(1.) This is an appeal by the plaintiff Niranka Sashi Roy against an order of the lower Appellate Court passed under Section 4 of the Partition Act.
(2.) The facts of the case are that the plaintiff as a purchaser from a co-sharer of the defendant brought a suit for partition of several plots of land one of which was the homestead of the defendant. The Trial Court dismissed the suit on the finding that the plaintiff and his vendor had failed to prove their title to the lands in suit. On appeal the learned Subordinate Judge held that the plaintiff had succeeded in establishing his title and ordered that the partition should be made. Thereupon a preliminary decree for partition was passed by the Court of Appeal below on the 28 January 1922. On the 18 April 1922 the respondent presented an application before the Court of Appeal below purporting to be one for a review of its judgment praying that an order may be passed under Section 4 of the Partition Act of 1893 enabling the defendant-respondent to purchase the share in the homestead from the plaintiff. In the lands in suit the share of the plaintiff was 8-annas and that of the defendant Swarga Nath Banerjee the remaining 8-annas. The learned Subordinate Judge considered the matter and allowed the defendant's prayer and ordered that the "respondent be permitted to purchase the share of the appellant in the homestead land on payment of the valuation of the share to be found by the lower Court". It appears that before this application was made the record had gone down to the Trial Court and certain steps were taken towards the appointment of a Commissioner for partition. Against the order passed by the lower Appellate Court this appeal has been preferred by the plaintiff, and the order of the lower Appellate Court has been assailed on two grounds, first that there was no sufficient ground in law for the review of the judgment and the lower Appellate Court has acted illegally in granting the review and passing the order above referred to; and secondly the case as having gone back to the Trial Court the Court of first appeal had lost its seisin of the case and, therefore, had no jurisdiction to pass the order under the Partition Act.

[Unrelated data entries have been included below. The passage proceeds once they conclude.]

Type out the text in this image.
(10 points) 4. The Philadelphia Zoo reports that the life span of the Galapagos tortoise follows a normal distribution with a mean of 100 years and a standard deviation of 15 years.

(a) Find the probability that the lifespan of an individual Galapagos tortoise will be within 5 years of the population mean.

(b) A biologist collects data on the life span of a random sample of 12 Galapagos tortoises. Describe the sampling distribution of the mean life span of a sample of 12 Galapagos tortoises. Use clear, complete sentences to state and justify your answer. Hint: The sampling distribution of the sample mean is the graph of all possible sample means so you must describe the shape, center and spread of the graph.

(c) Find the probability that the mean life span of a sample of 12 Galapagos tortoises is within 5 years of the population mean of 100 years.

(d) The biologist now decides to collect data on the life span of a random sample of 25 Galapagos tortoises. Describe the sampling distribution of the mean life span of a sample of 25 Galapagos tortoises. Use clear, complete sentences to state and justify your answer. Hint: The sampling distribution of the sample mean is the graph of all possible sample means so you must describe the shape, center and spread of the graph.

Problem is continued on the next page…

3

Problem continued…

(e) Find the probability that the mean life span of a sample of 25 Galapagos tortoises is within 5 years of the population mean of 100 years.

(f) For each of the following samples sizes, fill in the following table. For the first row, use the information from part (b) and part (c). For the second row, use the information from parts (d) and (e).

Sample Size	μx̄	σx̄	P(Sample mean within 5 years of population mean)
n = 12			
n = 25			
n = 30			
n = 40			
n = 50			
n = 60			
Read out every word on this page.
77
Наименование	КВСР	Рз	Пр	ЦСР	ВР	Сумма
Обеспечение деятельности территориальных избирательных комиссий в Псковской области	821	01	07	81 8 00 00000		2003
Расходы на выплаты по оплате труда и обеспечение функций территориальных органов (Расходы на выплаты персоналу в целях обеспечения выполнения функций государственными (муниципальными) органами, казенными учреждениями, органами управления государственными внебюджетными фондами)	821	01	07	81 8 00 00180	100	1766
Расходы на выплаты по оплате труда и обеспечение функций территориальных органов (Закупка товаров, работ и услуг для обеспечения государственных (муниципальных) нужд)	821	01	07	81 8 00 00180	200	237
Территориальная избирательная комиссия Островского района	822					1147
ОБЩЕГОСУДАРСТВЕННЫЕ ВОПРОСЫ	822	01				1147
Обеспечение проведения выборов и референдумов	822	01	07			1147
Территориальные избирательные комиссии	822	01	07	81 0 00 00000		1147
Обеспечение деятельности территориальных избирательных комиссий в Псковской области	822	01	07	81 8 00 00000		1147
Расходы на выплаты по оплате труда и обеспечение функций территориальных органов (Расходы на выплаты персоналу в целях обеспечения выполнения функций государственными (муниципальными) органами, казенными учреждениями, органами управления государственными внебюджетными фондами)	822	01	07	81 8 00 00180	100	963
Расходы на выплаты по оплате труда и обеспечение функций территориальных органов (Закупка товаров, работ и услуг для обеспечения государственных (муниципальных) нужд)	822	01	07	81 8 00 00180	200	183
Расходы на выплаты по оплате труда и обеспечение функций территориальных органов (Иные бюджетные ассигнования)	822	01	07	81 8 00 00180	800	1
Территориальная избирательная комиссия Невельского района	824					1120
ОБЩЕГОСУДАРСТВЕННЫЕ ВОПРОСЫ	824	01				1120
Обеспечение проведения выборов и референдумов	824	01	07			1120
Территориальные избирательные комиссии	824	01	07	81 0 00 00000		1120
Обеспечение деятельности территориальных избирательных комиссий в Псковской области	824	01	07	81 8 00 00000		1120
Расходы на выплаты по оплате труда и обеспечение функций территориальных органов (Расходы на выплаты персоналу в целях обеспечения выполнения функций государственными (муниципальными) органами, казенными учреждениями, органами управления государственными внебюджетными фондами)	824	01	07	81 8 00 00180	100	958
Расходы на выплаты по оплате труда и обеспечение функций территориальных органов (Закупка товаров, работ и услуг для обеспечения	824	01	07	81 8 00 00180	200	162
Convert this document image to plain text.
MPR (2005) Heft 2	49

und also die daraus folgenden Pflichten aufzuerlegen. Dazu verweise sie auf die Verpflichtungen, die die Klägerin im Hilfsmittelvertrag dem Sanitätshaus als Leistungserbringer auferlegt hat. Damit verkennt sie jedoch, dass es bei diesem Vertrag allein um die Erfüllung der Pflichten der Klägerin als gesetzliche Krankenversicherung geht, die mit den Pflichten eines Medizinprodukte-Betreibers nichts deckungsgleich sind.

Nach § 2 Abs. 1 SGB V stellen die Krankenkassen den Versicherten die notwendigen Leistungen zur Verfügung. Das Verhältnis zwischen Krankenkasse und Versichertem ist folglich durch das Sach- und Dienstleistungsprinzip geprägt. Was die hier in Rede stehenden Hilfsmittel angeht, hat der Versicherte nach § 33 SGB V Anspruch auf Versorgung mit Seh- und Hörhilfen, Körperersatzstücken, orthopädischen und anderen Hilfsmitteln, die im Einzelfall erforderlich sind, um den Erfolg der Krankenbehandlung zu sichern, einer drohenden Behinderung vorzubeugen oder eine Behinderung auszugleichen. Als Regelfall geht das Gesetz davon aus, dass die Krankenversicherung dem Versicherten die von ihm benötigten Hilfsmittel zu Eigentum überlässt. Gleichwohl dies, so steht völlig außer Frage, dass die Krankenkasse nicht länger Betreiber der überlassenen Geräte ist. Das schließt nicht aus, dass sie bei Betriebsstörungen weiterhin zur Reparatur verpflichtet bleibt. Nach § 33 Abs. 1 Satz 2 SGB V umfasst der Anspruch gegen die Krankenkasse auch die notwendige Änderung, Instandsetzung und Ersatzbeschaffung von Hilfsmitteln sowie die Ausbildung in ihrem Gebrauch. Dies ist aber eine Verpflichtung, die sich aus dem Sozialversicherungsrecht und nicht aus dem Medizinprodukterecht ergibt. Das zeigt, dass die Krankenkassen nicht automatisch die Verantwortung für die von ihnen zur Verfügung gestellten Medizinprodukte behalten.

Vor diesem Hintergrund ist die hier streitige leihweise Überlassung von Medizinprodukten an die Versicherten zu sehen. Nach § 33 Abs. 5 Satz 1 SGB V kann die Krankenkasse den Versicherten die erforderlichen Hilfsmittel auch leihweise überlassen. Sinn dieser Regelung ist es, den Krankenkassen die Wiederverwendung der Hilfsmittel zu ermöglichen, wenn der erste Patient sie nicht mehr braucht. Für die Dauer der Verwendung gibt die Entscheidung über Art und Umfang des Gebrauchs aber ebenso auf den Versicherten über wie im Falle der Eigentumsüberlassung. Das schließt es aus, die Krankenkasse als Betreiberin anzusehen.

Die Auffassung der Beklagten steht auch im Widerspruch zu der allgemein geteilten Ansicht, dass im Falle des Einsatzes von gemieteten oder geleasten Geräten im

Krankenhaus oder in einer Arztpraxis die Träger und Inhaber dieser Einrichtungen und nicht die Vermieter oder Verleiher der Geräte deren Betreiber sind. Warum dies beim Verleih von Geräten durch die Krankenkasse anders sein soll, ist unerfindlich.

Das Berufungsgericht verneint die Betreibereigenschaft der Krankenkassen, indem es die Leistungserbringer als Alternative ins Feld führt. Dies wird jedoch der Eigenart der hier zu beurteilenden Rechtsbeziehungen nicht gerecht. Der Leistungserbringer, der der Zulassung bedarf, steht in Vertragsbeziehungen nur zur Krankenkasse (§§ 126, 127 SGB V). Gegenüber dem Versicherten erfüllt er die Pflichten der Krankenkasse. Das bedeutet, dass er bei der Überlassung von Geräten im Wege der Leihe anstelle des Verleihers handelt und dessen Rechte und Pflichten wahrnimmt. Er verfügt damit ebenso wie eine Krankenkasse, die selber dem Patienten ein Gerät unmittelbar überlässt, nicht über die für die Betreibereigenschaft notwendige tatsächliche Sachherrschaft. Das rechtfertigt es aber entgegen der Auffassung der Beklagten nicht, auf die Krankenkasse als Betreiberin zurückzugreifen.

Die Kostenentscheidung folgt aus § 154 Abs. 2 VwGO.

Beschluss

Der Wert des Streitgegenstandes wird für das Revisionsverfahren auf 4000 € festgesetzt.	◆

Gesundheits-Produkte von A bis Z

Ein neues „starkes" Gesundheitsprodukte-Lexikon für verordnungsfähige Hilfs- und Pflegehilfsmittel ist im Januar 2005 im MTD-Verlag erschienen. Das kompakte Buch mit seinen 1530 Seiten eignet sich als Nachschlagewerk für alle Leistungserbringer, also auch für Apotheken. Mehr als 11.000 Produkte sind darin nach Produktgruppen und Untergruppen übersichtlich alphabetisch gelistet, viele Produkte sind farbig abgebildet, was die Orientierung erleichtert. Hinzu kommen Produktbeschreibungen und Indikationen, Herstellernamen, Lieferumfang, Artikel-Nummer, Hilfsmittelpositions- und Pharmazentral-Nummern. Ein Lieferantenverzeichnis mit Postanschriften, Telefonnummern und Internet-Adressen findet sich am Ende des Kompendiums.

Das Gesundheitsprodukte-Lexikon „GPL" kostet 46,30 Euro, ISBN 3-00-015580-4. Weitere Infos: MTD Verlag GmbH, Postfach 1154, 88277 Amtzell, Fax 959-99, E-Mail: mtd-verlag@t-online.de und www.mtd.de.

(3.) With regard to the first ground we do not feel called upon to express an opinion as to the regularity or otherwise of the proceedings in review taken before the lower Appellate Court. Admitting that these proceedings were irregular we do not think that there is any substance in the objection of the appellant to induce us to interfere with the order passed by the Court below. Section 4 of the Partition Act as have been held in Khirode Chandra Ghosal V/s. Saroda Prasad 7 Ind. Cas. 436 : 12 C.L.J. 525 requires the presence of 3 conditions before the Court can take action under it: first, that the dwelling house should belong to an undivided family: secondly, that a share thereof should have been transferred to a person who is not a member of such family, and thirdly, that the transferee should sue for partition. All these three requisites exist in the present case. The section directs that if any member of the family being a share-holder undertakes to buy the share of a transferee who is a person not being a member of such undivided family the Court shall direct the sale of such share to such share- holder. It seems to us that the operation of Section 4 of the Partition Act comes into play after the Court has found that the stranger transferee is entitled to partition. In fact no order can be passed under the Partition Act before the Court has found that such a transferee has succeeded in establishing his claim for a partition of the undivided homestead. The provisions of Section 4, therefore, seem to us to be separate and distinct from the decree in the suit. It may be said that it really follows the decree establishing the plaintiff's claim to partition. In our judgment, therefore, though the lower Appellate Court may not be correct in treating the defendant's application as an application for a review of its judgment which it undoubtedly purported to be, that Court had jurisdiction to pass the order under Section 4 even after the passing of the decree.